Mutiara Hitam Karya Kho Ping Hoo di http://ceritasilat-novel.blogspot.com by Saiful Bahri Situbondo

   
Diam-diam Kiang Liong kagum mendengar jawaban itu. Jawaban yang sederhana namun sekaligus menonjolkan sifat gagah pemuda itu yang tidak suka menceritakan peristiwa itu untuk membela diri sendiri dengan jalan menyalahkan orang lain. Juga membayangkan keangkuhan seorang ketua perkumpulan pengemis yang mengaku telah menghajar orang dan kalau dianggap salah, suka menerima pertanggungan jawabnya. Namun jawaban ini pun mengandung tantangan terhadap dirinya sebagai tuan rumah. Kiang Liong seorang laki-laki sejati, betapapun juga Suma Kiat adalah adik misannya dan kini adiknya itu terluka, Si Pembuat Onar berdiri di depannya menantang.

   "Hemm, sombong sekali. Sobat, kau hendak mempertanggungjawabkan perbuatanmu berarti kau menantang aku sebagai tuan rumah. Marilah kita selesaikan urusan ini secara laki-laki"

   Pandang mata Kiang Liong tajam menusuk. Yu Siang Ki berdiri tegak, keningnya berkerut dan ia menjawab dengan lantang dan gagah.

   "Aku Yu Siang Ki sebagai seorang gagah mengenal kegagahan, menjunjung tinggi persahabatan dan tahu mana baik mana buruk. Sebagai Ketua Khong-sim Kai-pang harus mempertahankan nama. Sudah lama mendengar akan kegagahan Kiang-kongcu sebagai murid pendekar sakti Kim-siauw-eng (Suling Emas), maka kalau Kongcu menantangku untuk mengadu kepandaian aku orang she Yu tentu saja tidak berani berlaku kurang ajar dan ceroboh, membentur Gunung Thai-san. Akan tetapi, kalau Kiang-kongcu bertindak sebagai pembela lima orang wanita tadi, berarti Kongcu membela yang sesat dan aku siap untuk menerima pelajaran dari Kiang-kongcu"

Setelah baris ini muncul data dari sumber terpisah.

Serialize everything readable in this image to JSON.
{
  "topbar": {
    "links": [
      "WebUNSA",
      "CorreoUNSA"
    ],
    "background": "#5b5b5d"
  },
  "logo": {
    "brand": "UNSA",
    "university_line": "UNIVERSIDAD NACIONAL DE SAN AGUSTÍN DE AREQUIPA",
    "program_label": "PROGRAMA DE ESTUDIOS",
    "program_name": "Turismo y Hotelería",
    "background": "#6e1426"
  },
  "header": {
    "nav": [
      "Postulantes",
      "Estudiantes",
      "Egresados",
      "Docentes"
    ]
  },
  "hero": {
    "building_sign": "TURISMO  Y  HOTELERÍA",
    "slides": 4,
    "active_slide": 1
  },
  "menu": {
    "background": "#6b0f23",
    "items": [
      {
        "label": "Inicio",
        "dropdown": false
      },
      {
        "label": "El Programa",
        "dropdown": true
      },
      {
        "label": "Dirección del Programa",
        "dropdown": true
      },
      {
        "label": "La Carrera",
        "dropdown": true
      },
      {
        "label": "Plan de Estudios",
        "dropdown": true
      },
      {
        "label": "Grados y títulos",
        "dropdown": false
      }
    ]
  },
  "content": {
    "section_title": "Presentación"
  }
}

   Dua orang muda yang sama tinggi, sama tampan dan gagah itu kini berdiri saling berhadapan, wajah mereka serius, pandang mata berkilat, siap untuk bertanding seperti dua ekor ayam jantan berlagak. Semua tamu menjadi tegang, apalagi setelah mendengar bahwa jembel muda itu adalah Ketua Khong-sim Kai-pang yang baru. Mereka mengharapkan untuk menonton sebuah pertandingan yang hebat antara dua orang jago muda yang berilmu tinggi.

   "Piauw-heng, untuk memukul seekor anjing kotor, perlu apa menggunakan tongkat besar? Harap Piauw-heng jangan mencapaikan diri, untuk membikin mampus anjing ini, adikmu ini masih cukup kuat. Tadi pun kalau tidak dihalangi Sumoi, anjing ini sudah kuhajar sampai mampus"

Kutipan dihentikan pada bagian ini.